Nov. 5th, 2022

sdi: Photograph of the title page of Plotinus' "The Six Enneads." (enneads)

V 1: The Three Initial Hypostases

As below, so above: we can extrapolate the basics of the nature of the divine realms by looking within. We are alive, and one precedes many, so ontologically there must be one Great Life that precedes and empowers the many lives we see around us. Since even the gods have life, then this Great Life must be the greatest God of them all, and our own small lives must share in its nature (even if in a much smaller way).

But the gods, even the greatest among them, must have an archetype, since potential precedes actualization. Thus there is a Father of the Gods standing above them and providing the substrate of Being in which life participates.
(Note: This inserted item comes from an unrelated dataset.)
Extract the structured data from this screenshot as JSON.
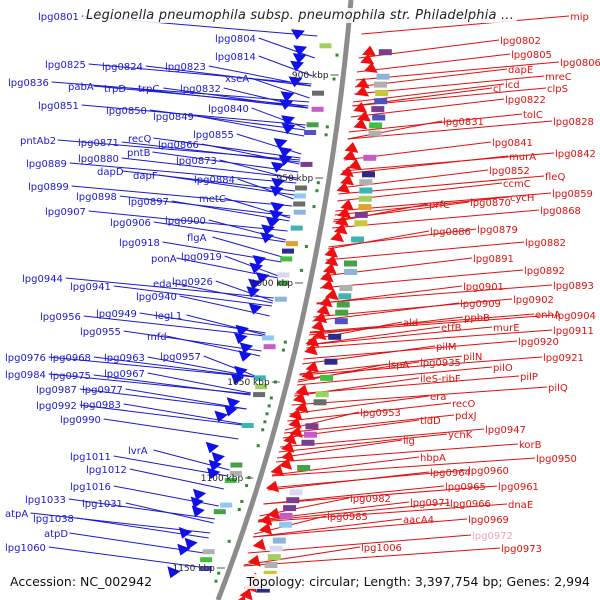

But even this has a limitation, in that there is the distinction between the substrate and that which rests upon it. Distinction is not primal, since, as we have said, one precedes many. So there must be Something beyond distinction, standing above even the Father of the Gods, but since we can only understand things by distinction, whatever It is must be beyond our understanding.
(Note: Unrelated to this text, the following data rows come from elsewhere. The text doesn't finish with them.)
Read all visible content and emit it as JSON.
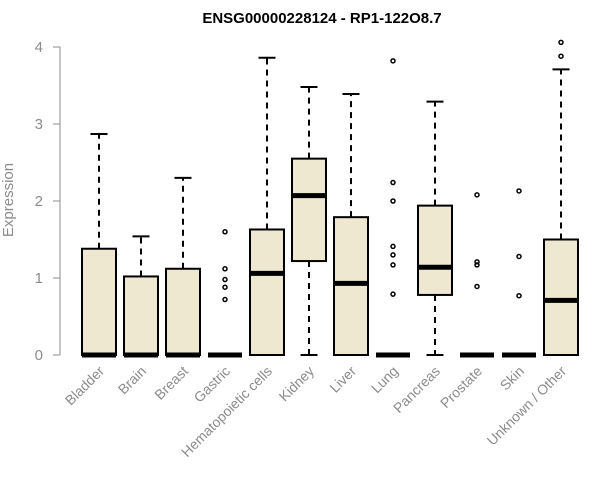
{
  "chart_data": {
    "type": "boxplot",
    "title": "ENSG00000228124 - RP1-122O8.7",
    "xlabel": "",
    "ylabel": "Expression",
    "ylim": [
      0,
      4.2
    ],
    "yticks": [
      0,
      1,
      2,
      3,
      4
    ],
    "grid": false,
    "legend": "none",
    "box_fill": "#efe8d0",
    "box_stroke": "#000000",
    "categories": [
      "Bladder",
      "Brain",
      "Breast",
      "Gastric",
      "Hematopoietic cells",
      "Kidney",
      "Liver",
      "Lung",
      "Pancreas",
      "Prostate",
      "Skin",
      "Unknown / Other"
    ],
    "boxes": [
      {
        "q1": 0,
        "median": 0,
        "q3": 1.38,
        "whisker_low": 0,
        "whisker_high": 2.87,
        "outliers": []
      },
      {
        "q1": 0,
        "median": 0,
        "q3": 1.02,
        "whisker_low": 0,
        "whisker_high": 1.54,
        "outliers": []
      },
      {
        "q1": 0,
        "median": 0,
        "q3": 1.12,
        "whisker_low": 0,
        "whisker_high": 2.3,
        "outliers": []
      },
      {
        "q1": 0,
        "median": 0,
        "q3": 0,
        "whisker_low": 0,
        "whisker_high": 0,
        "outliers": [
          1.6,
          1.12,
          0.98,
          0.88,
          0.72
        ]
      },
      {
        "q1": 0,
        "median": 1.06,
        "q3": 1.63,
        "whisker_low": 0,
        "whisker_high": 3.86,
        "outliers": []
      },
      {
        "q1": 1.22,
        "median": 2.07,
        "q3": 2.55,
        "whisker_low": 0,
        "whisker_high": 3.48,
        "outliers": []
      },
      {
        "q1": 0,
        "median": 0.93,
        "q3": 1.79,
        "whisker_low": 0,
        "whisker_high": 3.39,
        "outliers": []
      },
      {
        "q1": 0,
        "median": 0,
        "q3": 0,
        "whisker_low": 0,
        "whisker_high": 0,
        "outliers": [
          3.82,
          2.24,
          2.0,
          1.41,
          1.3,
          1.17,
          0.79
        ]
      },
      {
        "q1": 0.78,
        "median": 1.14,
        "q3": 1.94,
        "whisker_low": 0,
        "whisker_high": 3.29,
        "outliers": []
      },
      {
        "q1": 0,
        "median": 0,
        "q3": 0,
        "whisker_low": 0,
        "whisker_high": 0,
        "outliers": [
          2.08,
          1.21,
          1.17,
          0.89
        ]
      },
      {
        "q1": 0,
        "median": 0,
        "q3": 0,
        "whisker_low": 0,
        "whisker_high": 0,
        "outliers": [
          2.13,
          1.28,
          0.77
        ]
      },
      {
        "q1": 0,
        "median": 0.71,
        "q3": 1.5,
        "whisker_low": 0,
        "whisker_high": 3.71,
        "outliers": [
          4.06,
          3.88
        ]
      }
    ]
  }
}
Now, returning to ourselves: how is it, that if we are divine, we concern ourselves with the material rather than the divine? It is because the material is the act of the soul, and indeed the way in which it attempts to apprehend what it greater than it. But the soul is a lofty thing, should we not honor it as highly as any other divinity? Therefore it is only right for one to turn their attentions from the material and back to their eternal home, bringing the soul's act to completion.

For some sightseeing, Plotinus goes to some effort in §8–9 to demonstrate that his interpretation of Plato regarding his Trinity is in full accord with the philosophy of the ancients and not merely some invention of his own. I'm not well-versed enough in Plato, Aristotle, Anaxagoras, or Heraclitus to comment on those parts of his defense; but I did find it interesting that he equates the One and Mind with Empedocles' Love and Strife, respectively.

sdi: Photograph of the title page of Plotinus' "The Six Enneads." (enneads)

V 2: The Origin and Order of Beings Following on the First

As we have stated elsewhere, the One is everything and the origin of everything. The byproduct of the One's self-completeness is the divine Mind. The byproduct of the Mind's self-contemplation is the Soul. The byproduct of the Soul's motion is Nature. But note that none of these are separate: everything is composed of its priors, just as its posteriors are composed of it. At the highest levels, there is only the barest distinction between them.

What's more, spatial extent and position is below all of them. Suppose one cuts off the limb of a tree: what becomes of the soul that was "within" it? Well, the soul remains where it was: it is the body that it severed. In the exact same way, the bodies of material beings are all distinct, but the souls "within" them are all connected. Ultimately, all life is one Life, even if it manifests in many and varied ways.